Two people were killed Saturday in clashes that erupted again after a relatively calm night at Ain al-Helweh, a restive Palestinian refugee camp in Lebanon's south, official media reported.
Fresh violence broke out late Thursday in Ain al-Helweh, on the outskirts of the coastal city of Sidon, just weeks after deadly clashes pitted members of Palestinian president Mahmud Abbas's Fatah movement against Islamist militants.
Ongoing fighting inside the camp on Saturday killed one person and wounded seven others, Lebanon's official National News Agency (NNA) said.
A source in the camp's Palestinian leadership told AFP on condition of anonymity that the man killed was an Islamist militant.
The NNA said a second person was killed and several others wounded outside Ain al-Helweh by stray bullets.
While calm had largely prevailed overnight, heavy clashes broke out on Saturday morning, an AFP correspondent in Sidon said, reporting the sound of automatic weapons and rocket propelled grenades.
A public hospital directly adjacent to the camp transferred all its patients to other facilities due to the danger, its director Ahmad al-Samadi told AFP.
Ain al-Helweh is home to more than 54,000 registered refugees and thousands of Palestinians who joined them in recent years from Syria, fleeing war in the neighbouring country.
The camp, Lebanon's largest, was created for Palestinians who were driven out or fled during the 1948 war that coincided with Israel's creation.
In the worst outbreak of violence in the camp in years, five days of clashes that began in late July left 13 people dead and dozens wounded.
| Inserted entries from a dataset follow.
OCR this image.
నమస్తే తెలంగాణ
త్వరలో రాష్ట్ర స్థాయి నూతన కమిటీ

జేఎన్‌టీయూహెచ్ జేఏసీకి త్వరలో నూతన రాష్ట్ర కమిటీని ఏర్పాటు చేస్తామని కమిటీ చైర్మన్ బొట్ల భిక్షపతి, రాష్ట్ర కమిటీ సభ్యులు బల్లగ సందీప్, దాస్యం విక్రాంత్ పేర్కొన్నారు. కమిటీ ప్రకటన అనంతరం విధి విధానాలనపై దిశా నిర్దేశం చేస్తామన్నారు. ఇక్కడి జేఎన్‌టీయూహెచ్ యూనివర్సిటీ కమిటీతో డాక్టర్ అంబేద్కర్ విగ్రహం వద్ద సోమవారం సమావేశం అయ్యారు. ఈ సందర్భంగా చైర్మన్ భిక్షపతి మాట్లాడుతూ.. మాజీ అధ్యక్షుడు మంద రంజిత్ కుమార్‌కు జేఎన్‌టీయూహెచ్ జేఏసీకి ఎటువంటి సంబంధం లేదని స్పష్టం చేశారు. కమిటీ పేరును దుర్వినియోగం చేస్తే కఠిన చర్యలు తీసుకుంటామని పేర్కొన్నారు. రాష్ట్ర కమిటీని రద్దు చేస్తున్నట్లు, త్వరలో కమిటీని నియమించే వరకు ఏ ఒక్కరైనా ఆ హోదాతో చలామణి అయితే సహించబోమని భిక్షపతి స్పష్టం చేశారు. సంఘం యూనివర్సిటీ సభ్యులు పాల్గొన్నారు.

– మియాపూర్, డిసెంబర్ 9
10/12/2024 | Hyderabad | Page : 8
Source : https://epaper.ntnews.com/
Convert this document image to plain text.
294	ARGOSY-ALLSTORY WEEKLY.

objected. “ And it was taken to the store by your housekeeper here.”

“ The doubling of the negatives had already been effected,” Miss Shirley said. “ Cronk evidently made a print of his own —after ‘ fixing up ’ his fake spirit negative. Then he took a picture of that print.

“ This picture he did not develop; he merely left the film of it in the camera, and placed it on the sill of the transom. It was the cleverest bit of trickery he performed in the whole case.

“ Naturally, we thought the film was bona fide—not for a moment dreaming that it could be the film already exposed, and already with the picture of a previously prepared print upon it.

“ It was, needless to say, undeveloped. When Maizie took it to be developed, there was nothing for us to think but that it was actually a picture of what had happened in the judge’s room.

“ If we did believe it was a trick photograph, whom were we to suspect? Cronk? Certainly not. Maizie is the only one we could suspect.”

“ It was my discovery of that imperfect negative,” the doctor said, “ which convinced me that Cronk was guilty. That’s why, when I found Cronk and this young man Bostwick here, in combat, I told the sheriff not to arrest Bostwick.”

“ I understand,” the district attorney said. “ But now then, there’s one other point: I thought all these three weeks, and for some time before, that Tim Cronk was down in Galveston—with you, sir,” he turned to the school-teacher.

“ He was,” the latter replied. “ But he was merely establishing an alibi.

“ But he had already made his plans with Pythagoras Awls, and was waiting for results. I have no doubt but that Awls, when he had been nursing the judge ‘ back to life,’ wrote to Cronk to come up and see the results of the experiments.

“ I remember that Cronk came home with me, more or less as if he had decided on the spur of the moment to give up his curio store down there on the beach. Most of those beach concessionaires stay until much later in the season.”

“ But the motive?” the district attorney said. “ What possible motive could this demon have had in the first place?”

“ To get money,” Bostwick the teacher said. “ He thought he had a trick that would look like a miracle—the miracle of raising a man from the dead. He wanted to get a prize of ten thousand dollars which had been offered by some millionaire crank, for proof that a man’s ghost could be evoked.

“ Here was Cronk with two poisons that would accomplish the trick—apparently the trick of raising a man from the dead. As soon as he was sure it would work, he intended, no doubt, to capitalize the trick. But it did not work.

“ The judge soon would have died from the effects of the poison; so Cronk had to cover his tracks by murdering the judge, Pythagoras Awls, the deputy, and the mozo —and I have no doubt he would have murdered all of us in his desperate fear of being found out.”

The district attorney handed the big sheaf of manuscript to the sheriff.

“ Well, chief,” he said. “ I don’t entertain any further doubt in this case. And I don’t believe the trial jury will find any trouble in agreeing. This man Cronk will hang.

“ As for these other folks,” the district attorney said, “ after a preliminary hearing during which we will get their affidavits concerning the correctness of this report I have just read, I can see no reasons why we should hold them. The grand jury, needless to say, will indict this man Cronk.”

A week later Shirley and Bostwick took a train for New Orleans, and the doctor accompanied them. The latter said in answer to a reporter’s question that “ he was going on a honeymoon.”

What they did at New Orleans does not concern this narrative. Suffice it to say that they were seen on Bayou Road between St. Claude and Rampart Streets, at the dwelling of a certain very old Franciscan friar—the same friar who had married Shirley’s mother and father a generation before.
Those clashes erupted after the death of an Islamist militant, followed by an ambush that killed five Fatah members including a military leader.
The United Nations' resident coordinator in Lebanon, Imran Riza, on Friday urged "armed groups to stop the fighting in the camp" and to "immediately" vacate schools belonging to the UN agency for Palestinian refugees, UNRWA.
"The use of armed groups of schools amounts to gross violations" of international law, Riza said in a statement.
Lebanon hosts an estimated 250,000 Palestinian refugees, according to UNRWA.
Most live in one of Lebanon's 12 official camps, and face a variety of legal restrictions including on employment.
By long-standing convention, the army does not enter Palestinian camps -- now bustling but impoverished urban districts -- leaving the factions themselves to handle security.